Kara was 13 when she left Krypton. She's been on Earth for 12 years.
This would make Superman 36 years old, given that he was 24 when he found her.
Kara reveals her secret identity to Winn Schott.
Kara's heat vision glows blue rather than red and can generate temperatures of at least 2500 degrees.
Vartox kills himself rather than be captured.
James Olsen was told about Kara by Superman. He too knows her secret identity.

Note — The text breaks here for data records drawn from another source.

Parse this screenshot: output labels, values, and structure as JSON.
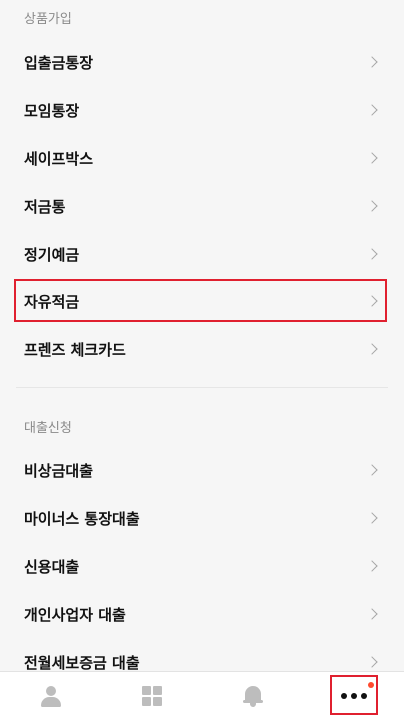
{
  "sections": {
    "products": {
      "header": "상품가입",
      "items": [
        {
          "label": "입출금통장"
        },
        {
          "label": "모임통장"
        },
        {
          "label": "세이프박스"
        },
        {
          "label": "저금통"
        },
        {
          "label": "정기예금"
        },
        {
          "label": "자유적금"
        },
        {
          "label": "프렌즈 체크카드"
        }
      ]
    },
    "loans": {
      "header": "대출신청",
      "items": [
        {
          "label": "비상금대출"
        },
        {
          "label": "마이너스 통장대출"
        },
        {
          "label": "신용대출"
        },
        {
          "label": "개인사업자 대출"
        },
        {
          "label": "전월세보증금 대출"
        }
      ]
    }
  },
  "tabbar": {
    "tabs": [
      {
        "icon": "person-icon"
      },
      {
        "icon": "grid-icon"
      },
      {
        "icon": "bell-icon"
      },
      {
        "icon": "more-icon",
        "has_notification": true
      }
    ],
    "notification_color": "#ff4a2e"
  },
  "highlight_color": "#e0202f"
}
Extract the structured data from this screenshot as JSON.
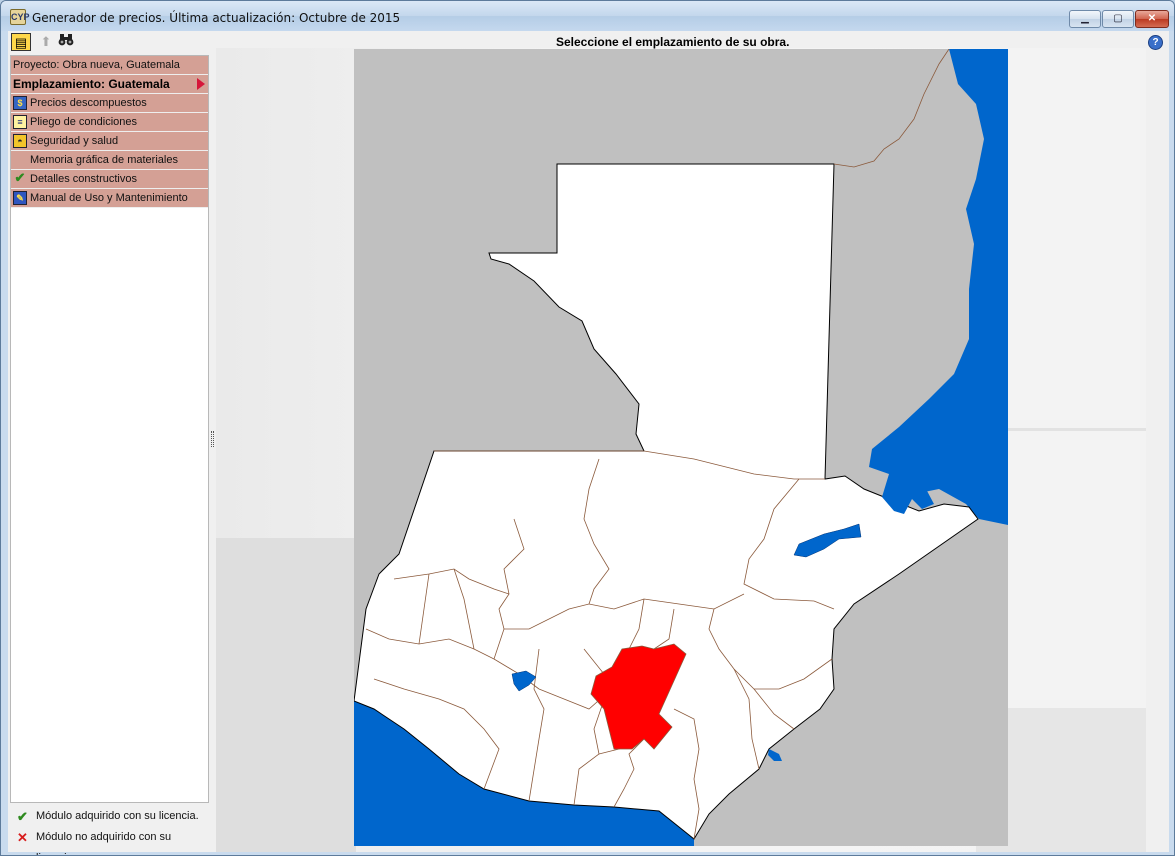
{
  "window": {
    "title": "Generador de precios. Última actualización: Octubre de 2015",
    "app_icon_label": "CYP"
  },
  "controls": {
    "minimize": "▁",
    "maximize": "▢",
    "close": "✕"
  },
  "toolbar": {
    "icons": [
      "properties-icon",
      "up-arrow-icon",
      "binoculars-icon"
    ],
    "up_glyph": "⬆",
    "binoculars_glyph": "⛭"
  },
  "sidebar": {
    "project": "Proyecto: Obra nueva, Guatemala",
    "location": "Emplazamiento: Guatemala",
    "items": [
      {
        "label": "Precios descompuestos",
        "icon": "price-tag-icon"
      },
      {
        "label": "Pliego de condiciones",
        "icon": "document-icon"
      },
      {
        "label": "Seguridad y salud",
        "icon": "helmet-icon"
      },
      {
        "label": "Memoria gráfica de materiales",
        "icon": ""
      },
      {
        "label": "Detalles constructivos",
        "icon": "check-icon"
      },
      {
        "label": "Manual de Uso y Mantenimiento",
        "icon": "wrench-icon"
      }
    ]
  },
  "legend": {
    "acquired": "Módulo adquirido con su licencia.",
    "not_acquired": "Módulo no adquirido con su licencia."
  },
  "main": {
    "heading": "Seleccione el emplazamiento de su obra.",
    "help": "?"
  },
  "map": {
    "selected_department": "Guatemala",
    "colors": {
      "land": "#ffffff",
      "neighbor": "#c0c0c0",
      "water": "#0066cc",
      "selected": "#ff0000",
      "border": "#8b5a3c",
      "outline": "#000000"
    }
  }
}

The General who is coming to Earth is apparently Kara's aunt.
The Fridge Factor
Averted with gusto for the most part, though there are a few crisis-of-faith moments where Kara needs a pep-talk to go on. Thankfully, these pep-talks come from Alex and Alura rather than a male character and Kara actively tells off the men who try to tell her what to do.
The Bottom Line
When Supergirl tries to be a superhero show, it's very good. The rest of the time... it's difficult to sit through. Still, this is a pilot and they're still working the kinks out. Maybe things will be better now that we don't have to listen to Cat Grant justifying why calling someone a girl isn't sexist and Henshaw is actually inclined to utilize a good resource. In any case, there's enough right with the show to be hopeful for the future.